La musique, les chants et les danses

De manière générale, la musique, les chants et les danses sont trois pratiques artistiques et culturelles pour lesquelles les Baka sont reconnus aux yeux des Bantu, et ceci nationalement. Les chants sont présents au quotidien car comme le souligne Turnbull (1962 : 58) “… by singing and chatting loudly they scared away any of the animals that might otherwise have been startled into attack”. En effet, les femmes baka, ainsi que les groupes d’enfants, chantent régulièrement lorsqu’elles se rendent en forêt (comme évoqué précédemment, au village, l’activité humaine est telle que le bruit éloigne, de fait, les animaux). Dans cette communauté, il existe plusieurs styles de musique listés ci-dessous.

  • Les polyphonies vocales, pour lesquelles la technique employée est appelée yodle (i.e. passage en voix de tête)127, c’est essentiellement pour cette pratique que les Baka, à l’instar des Aka ou autres Mbuti, sont réputés (vidéo 19 et photo 8, annexe DVD). Cette technique ne se retrouve pas au sein d’autres groupes de chasseurs-cueilleurs du Gabon. L’accompagnement des yodles est réalisé rythmiquement par un ou plusieurs tambours à une membrane [ndùm], éventuellement une poutre frappée [mbàndā] et un ou plusieurs vieux bidons en plastique. Le danseur peut porter une ceinture à sonnailles autour de la taille (cf. vidéo 4 et photos en annexe DVD).
  • Les berceuses à une voix dont aucune n’a été répertoriée en yodle, ni accompagnée d’instrument.
  • Les chants fang, appris à leurs contacts, exécutés en monophonie (le plus souvent à l’unisson) (photo 8, annexe DVD). Ces chants peuvent être, ou non, accompagnés de tambours ndum ou de bidons.

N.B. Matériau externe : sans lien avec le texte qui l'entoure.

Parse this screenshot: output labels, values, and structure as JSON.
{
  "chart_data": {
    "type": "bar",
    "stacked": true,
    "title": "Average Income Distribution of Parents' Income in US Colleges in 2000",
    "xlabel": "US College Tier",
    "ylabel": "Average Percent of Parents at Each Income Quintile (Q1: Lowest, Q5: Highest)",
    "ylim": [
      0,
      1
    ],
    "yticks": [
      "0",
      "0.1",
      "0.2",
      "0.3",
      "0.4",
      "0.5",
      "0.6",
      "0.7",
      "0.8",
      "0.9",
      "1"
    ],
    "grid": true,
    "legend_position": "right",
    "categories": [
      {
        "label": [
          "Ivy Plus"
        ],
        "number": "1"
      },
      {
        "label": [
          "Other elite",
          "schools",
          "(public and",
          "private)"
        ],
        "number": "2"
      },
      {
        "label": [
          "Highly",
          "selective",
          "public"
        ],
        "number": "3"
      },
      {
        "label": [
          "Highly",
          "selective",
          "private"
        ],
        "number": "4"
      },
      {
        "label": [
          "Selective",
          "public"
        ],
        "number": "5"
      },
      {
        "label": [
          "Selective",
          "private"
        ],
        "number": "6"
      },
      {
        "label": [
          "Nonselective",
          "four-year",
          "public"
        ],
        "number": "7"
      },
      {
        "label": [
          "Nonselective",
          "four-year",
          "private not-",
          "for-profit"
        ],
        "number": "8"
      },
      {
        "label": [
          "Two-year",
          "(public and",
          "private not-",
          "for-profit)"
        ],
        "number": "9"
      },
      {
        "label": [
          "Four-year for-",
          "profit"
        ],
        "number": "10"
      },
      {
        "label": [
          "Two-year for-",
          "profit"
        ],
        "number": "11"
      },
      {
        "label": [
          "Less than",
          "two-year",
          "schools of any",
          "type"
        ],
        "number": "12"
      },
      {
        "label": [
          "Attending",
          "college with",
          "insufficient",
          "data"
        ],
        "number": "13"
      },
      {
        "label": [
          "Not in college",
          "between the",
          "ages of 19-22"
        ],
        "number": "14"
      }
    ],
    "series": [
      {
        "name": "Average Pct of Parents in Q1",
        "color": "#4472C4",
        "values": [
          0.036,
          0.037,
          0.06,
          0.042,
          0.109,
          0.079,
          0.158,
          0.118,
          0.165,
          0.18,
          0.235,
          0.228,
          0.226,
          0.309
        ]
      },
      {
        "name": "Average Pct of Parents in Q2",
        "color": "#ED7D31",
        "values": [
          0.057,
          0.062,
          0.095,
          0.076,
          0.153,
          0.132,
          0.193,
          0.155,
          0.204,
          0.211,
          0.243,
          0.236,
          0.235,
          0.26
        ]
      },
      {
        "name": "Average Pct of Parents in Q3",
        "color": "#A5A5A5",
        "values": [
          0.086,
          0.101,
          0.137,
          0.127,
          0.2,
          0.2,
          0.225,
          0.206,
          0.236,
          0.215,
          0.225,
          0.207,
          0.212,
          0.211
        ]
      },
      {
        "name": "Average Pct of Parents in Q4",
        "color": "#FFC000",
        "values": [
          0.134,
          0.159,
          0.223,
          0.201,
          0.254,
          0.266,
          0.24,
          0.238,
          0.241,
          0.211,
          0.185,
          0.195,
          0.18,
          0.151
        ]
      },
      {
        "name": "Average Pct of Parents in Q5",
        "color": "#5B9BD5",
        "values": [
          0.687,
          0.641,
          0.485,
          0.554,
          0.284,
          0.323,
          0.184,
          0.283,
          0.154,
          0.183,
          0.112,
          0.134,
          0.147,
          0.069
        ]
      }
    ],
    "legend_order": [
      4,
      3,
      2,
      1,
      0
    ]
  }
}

On observe donc dans ce domaine, l’introduction de certains éléments empruntés à l’environnement bantu (voire occidentales) comme l’utilisation de certains matériaux inconnus auparavant (les boîtes de conserve remplacent les calebasses pour la fabrication des sonnailles), certaines pratiques de danse dont les exécutions s’éloignent des schémas traditionnels baka ; les Bantu faisant parfois appel à eux pour leurs diverses cérémonies (baptêmes, mariages, enterrements, etc.).

Les chants sont reliés à des pratiques mystiques dont quelques exemples sont fournis dans les sections suivantes. Certaines pratiques anciennes, tout en restant ancrées dans les pratiques culturelles actuelles, sont transformées de manière folklorique le temps d’une soirée afin de répondre aux attentes de touristes blancs acheminés par l’association Edzengui 128 . Néanmoins, comme la préparation d’un tel spectacle requiert la participation d’une dizaine d’individus durant une après-midi entière pour la confection des parures d’Edzengui (cf. ci-après) et qu’il n’y a pas de réelle motivation ni spirituelle ni financière (à hauteur du travail effectué), les Baka sont peu enclins à reproduire fréquemment ce genre de manifestation.

Notes
127.

Lorsque l’on se tient un peu à l’écart des chanteuses, l’on peut percevoir une certaine similitude entre quelques voix (souvent les plus âgées) et le cri du daman (essentiellement audible la nuit). Cette analogie n’est pas étonnante dans une perspective d’interaction générale des Baka avec leur environnement. Il en est de même de certains mouvements de danse très ressemblants aux comportements animaliers (de surcroît parés de raphia).

128.

Cette association est loin de faire l’unanimité auprès de la communauté baka, pour plus de détails concernant cet aspect, se référer à Paulin & al, 2009.